There’s a Zen koan that tells us that in life, there will be obstacles blocking our pursuit of happiness. And that ironically, these very obstacles themselves are the path to happiness. These obstacles bring up anger and frustration because we want to be happy now.  We want our needs met now.  We want a parking place now. Once the obstacle is overcome, we have a brief impression of everlasting happiness…until we come up against the next obstacle and start the process all over again.

According to Zen folk, the navigation around and through these obstacles is where we learn to minimize suffering, and thus create more space and time for happiness.  And parking is the perfect obstacle with which to practice!

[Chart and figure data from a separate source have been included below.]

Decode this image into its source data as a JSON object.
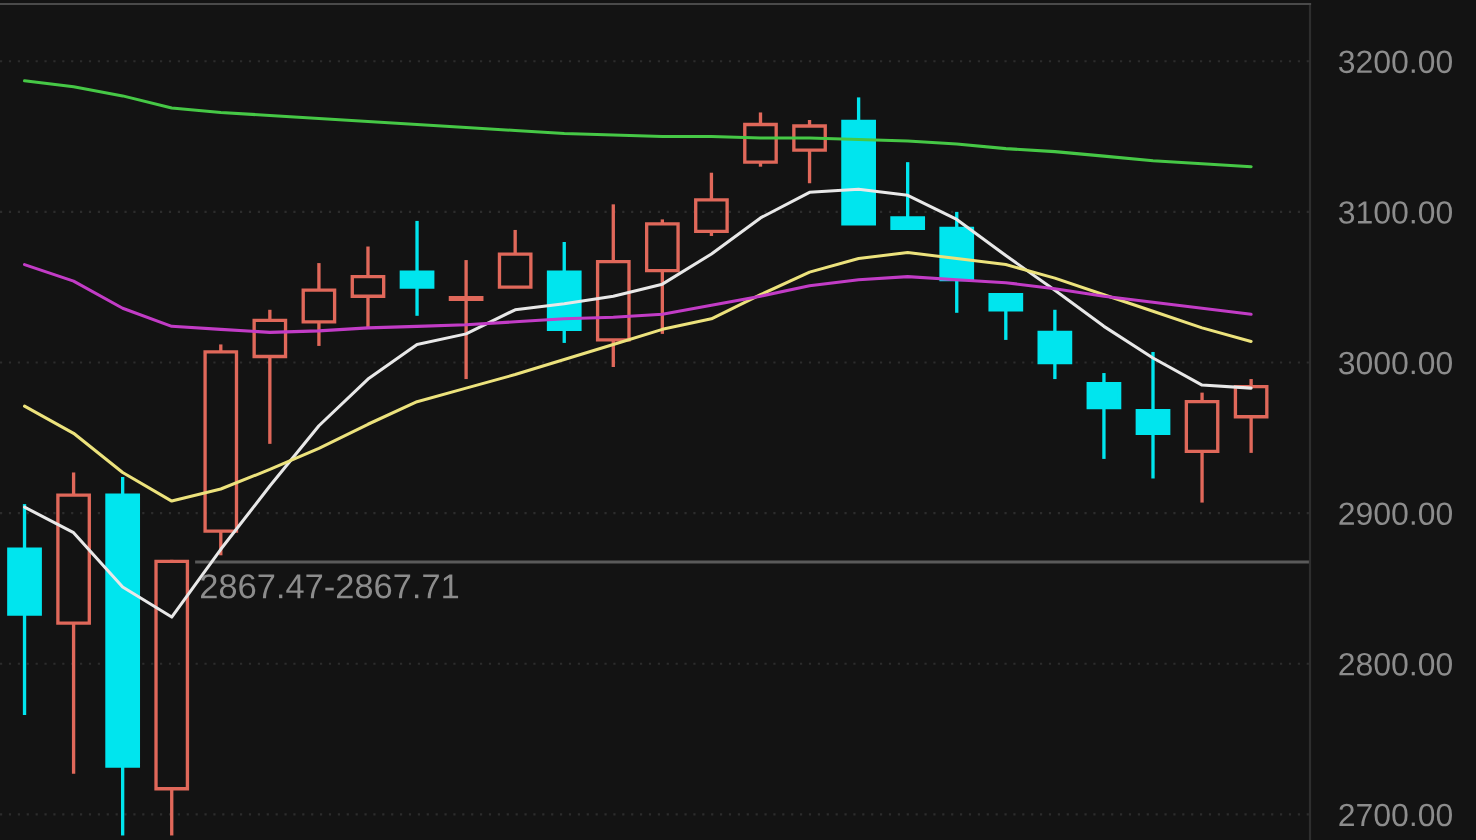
{
  "chart_data": {
    "type": "candlestick",
    "categories": [
      null,
      null,
      null,
      null,
      null,
      null,
      null,
      null,
      null,
      null,
      null,
      null,
      null,
      null,
      null,
      null,
      null,
      null,
      null,
      null,
      null,
      null,
      null,
      null,
      null,
      null
    ],
    "ohlc": [
      [
        2876,
        2906,
        2766,
        2833
      ],
      [
        2827,
        2927,
        2727,
        2912
      ],
      [
        2912,
        2924,
        2686,
        2732
      ],
      [
        2717,
        2869,
        2686,
        2868
      ],
      [
        2888,
        3012,
        2872,
        3007
      ],
      [
        3004,
        3035,
        2946,
        3028
      ],
      [
        3027,
        3066,
        3011,
        3048
      ],
      [
        3044,
        3077,
        3023,
        3057
      ],
      [
        3060,
        3094,
        3031,
        3050
      ],
      [
        3042,
        3068,
        2989,
        3043
      ],
      [
        3050,
        3088,
        3050,
        3072
      ],
      [
        3060,
        3080,
        3013,
        3022
      ],
      [
        3015,
        3105,
        2997,
        3067
      ],
      [
        3061,
        3095,
        3019,
        3092
      ],
      [
        3087,
        3126,
        3084,
        3108
      ],
      [
        3133,
        3166,
        3130,
        3158
      ],
      [
        3141,
        3161,
        3119,
        3157
      ],
      [
        3160,
        3176,
        3092,
        3092
      ],
      [
        3096,
        3133,
        3088,
        3089
      ],
      [
        3089,
        3100,
        3033,
        3055
      ],
      [
        3045,
        3046,
        3015,
        3035
      ],
      [
        3020,
        3035,
        2989,
        3000
      ],
      [
        2986,
        2993,
        2936,
        2970
      ],
      [
        2968,
        3007,
        2923,
        2953
      ],
      [
        2941,
        2980,
        2907,
        2974
      ],
      [
        2964,
        2989,
        2940,
        2984
      ]
    ],
    "colors": [
      "#00e5ee",
      "#e0685a",
      "#00e5ee",
      "#e0685a",
      "#e0685a",
      "#e0685a",
      "#e0685a",
      "#e0685a",
      "#00e5ee",
      "#e0685a",
      "#e0685a",
      "#00e5ee",
      "#e0685a",
      "#e0685a",
      "#e0685a",
      "#e0685a",
      "#e0685a",
      "#00e5ee",
      "#00e5ee",
      "#00e5ee",
      "#00e5ee",
      "#00e5ee",
      "#00e5ee",
      "#00e5ee",
      "#e0685a",
      "#e0685a"
    ],
    "series": [
      {
        "type": "line",
        "color": "#e8e8e8",
        "values": [
          2904,
          2887,
          2851,
          2831,
          2876,
          2918,
          2958,
          2989,
          3012,
          3019,
          3035,
          3039,
          3044,
          3052,
          3072,
          3096,
          3113,
          3115,
          3111,
          3095,
          3071,
          3048,
          3024,
          3003,
          2985,
          2983
        ]
      },
      {
        "type": "line",
        "color": "#ece27c",
        "values": [
          2971,
          2953,
          2927,
          2908,
          2916,
          2929,
          2943,
          2959,
          2974,
          2983,
          2992,
          3002,
          3012,
          3022,
          3029,
          3045,
          3060,
          3069,
          3073,
          3069,
          3065,
          3056,
          3045,
          3034,
          3023,
          3014
        ]
      },
      {
        "type": "line",
        "color": "#c23cc6",
        "values": [
          3065,
          3054,
          3036,
          3024,
          3022,
          3020,
          3021,
          3023,
          3024,
          3025,
          3027,
          3029,
          3030,
          3032,
          3038,
          3044,
          3051,
          3055,
          3057,
          3055,
          3053,
          3049,
          3044,
          3040,
          3036,
          3032
        ]
      },
      {
        "type": "line",
        "color": "#46c846",
        "values": [
          3187,
          3183,
          3177,
          3169,
          3166,
          3164,
          3162,
          3160,
          3158,
          3156,
          3154,
          3152,
          3151,
          3150,
          3150,
          3149,
          3149,
          3148,
          3147,
          3145,
          3142,
          3140,
          3137,
          3134,
          3132,
          3130
        ]
      }
    ],
    "ylim": [
      2683,
      3238
    ],
    "yticks": [
      {
        "value": 2700,
        "label": "2700.00"
      },
      {
        "value": 2800,
        "label": "2800.00"
      },
      {
        "value": 2900,
        "label": "2900.00"
      },
      {
        "value": 3000,
        "label": "3000.00"
      },
      {
        "value": 3100,
        "label": "3100.00"
      },
      {
        "value": 3200,
        "label": "3200.00"
      }
    ],
    "bands": [
      {
        "axis": "y",
        "from": 2867.47,
        "to": 2867.71,
        "label": "2867.47-2867.71",
        "color": "#5a5a5a"
      }
    ],
    "grid": "y",
    "tick_labels": "y"
  }
}
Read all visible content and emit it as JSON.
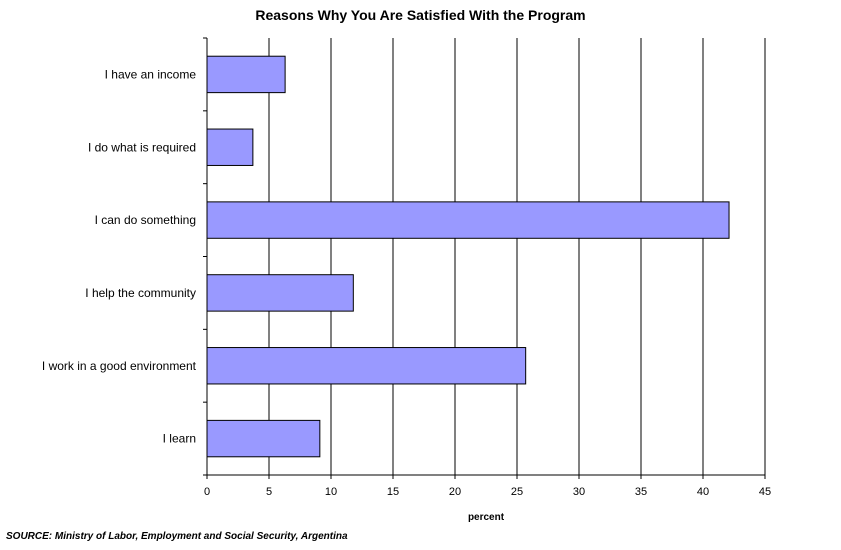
{
  "chart_data": {
    "type": "bar",
    "orientation": "horizontal",
    "title": "Reasons Why You Are Satisfied With the Program",
    "xlabel": "percent",
    "ylabel": "",
    "categories": [
      "I have an income",
      "I do what is required",
      "I can do something",
      "I help the community",
      "I work in a good environment",
      "I learn"
    ],
    "values": [
      6.3,
      3.7,
      42.1,
      11.8,
      25.7,
      9.1
    ],
    "xlim": [
      0,
      45
    ],
    "xticks": [
      0,
      5,
      10,
      15,
      20,
      25,
      30,
      35,
      40,
      45
    ],
    "grid": "vertical",
    "legend": "none",
    "bar_color": "#9999ff",
    "bar_edge_color": "#000000"
  },
  "source": "SOURCE: Ministry of Labor, Employment and Social Security, Argentina"
}
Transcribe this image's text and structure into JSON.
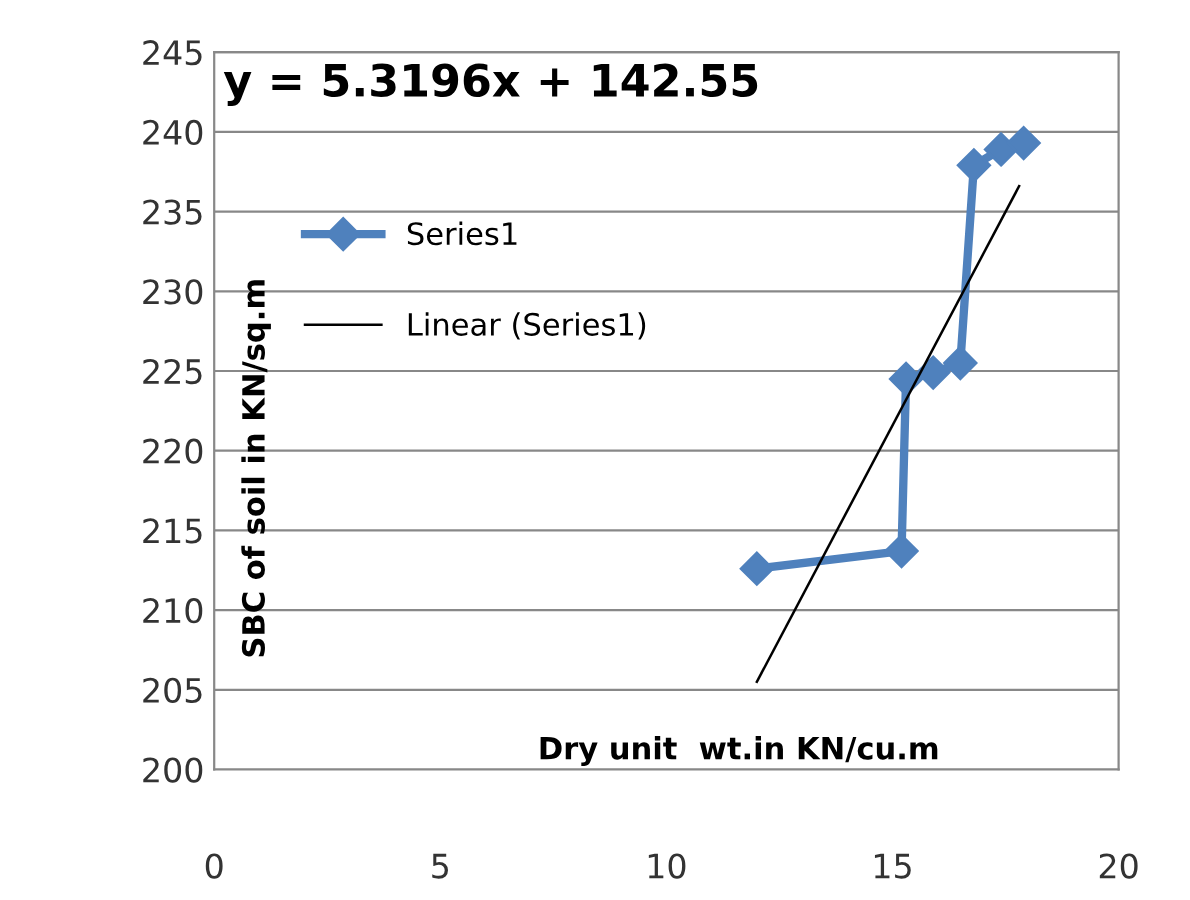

By going into a rage or a panic, we lose our cool and often miss the joy of what is happening right in front of us (for instance, the joy of the people that we are with or the joy surrounding the event we are about to attend, or quite possibly, the joy of an available parking spot).

An obstacle such as looking for a parking space can cause negativity that can carry dark energy or an emotional cloud into the rest of our day and adversely affect our relationships without us even knowing that it. Or, it can be the very thing to help us cultivate patience, and even a sense of humor. It’s all about how we deal with daily difficulties. With awareness, these challenges can be used as tools taking us into each moment present, relaxed, and with joy surrounding us.






Parking Karma
Karma is a belief that the fruits and rewards of our actions are directly connected to the pain and/or joy that our actions bring others. “Traditionally, Karma is the record of all actions from all lives, the consequences for which are determined by the intentions of the act, not the consequences of the act.” It’s not about punishment; it’s about our intent of our actions, and the impact of our actions on others that comes back to us.

This means that you actually have control over your Parking Karma account, which you can compare to a bank account.  Your actions have impact on others, and your impact on others impacts your karma account – courtesy makes a deposit in your account; spot-stealing and road rage make a withdrawal by your negative actions coming back to you in another form.

Here’s an example a friend shared with me recently:  She was circling in North Beach looking for parking so she could meet up with her friends. No luck.  Up and down, back and forth on Columbus Avenue she went.  She wanted to catch the green light up ahead, but there was a pedestrian trying to cross a block before.  But, she stopped to let him cross and because of it, she missed the light.  Damn.  However, on her next pass down Columbus, the very same man flagged her down and asked her if she was looking for a parking spot.  She said that she was, and he said, “I’m parked right up there, and I’m leaving.  You were the only person who stopped to let me cross at that crosswalk. Come and take my spot.”

So, if you’re having a tough time looking for parking, try making a few deposits into your Karma account, and see if your luck doesn’t change.  I’ll bet you a quarter that it does.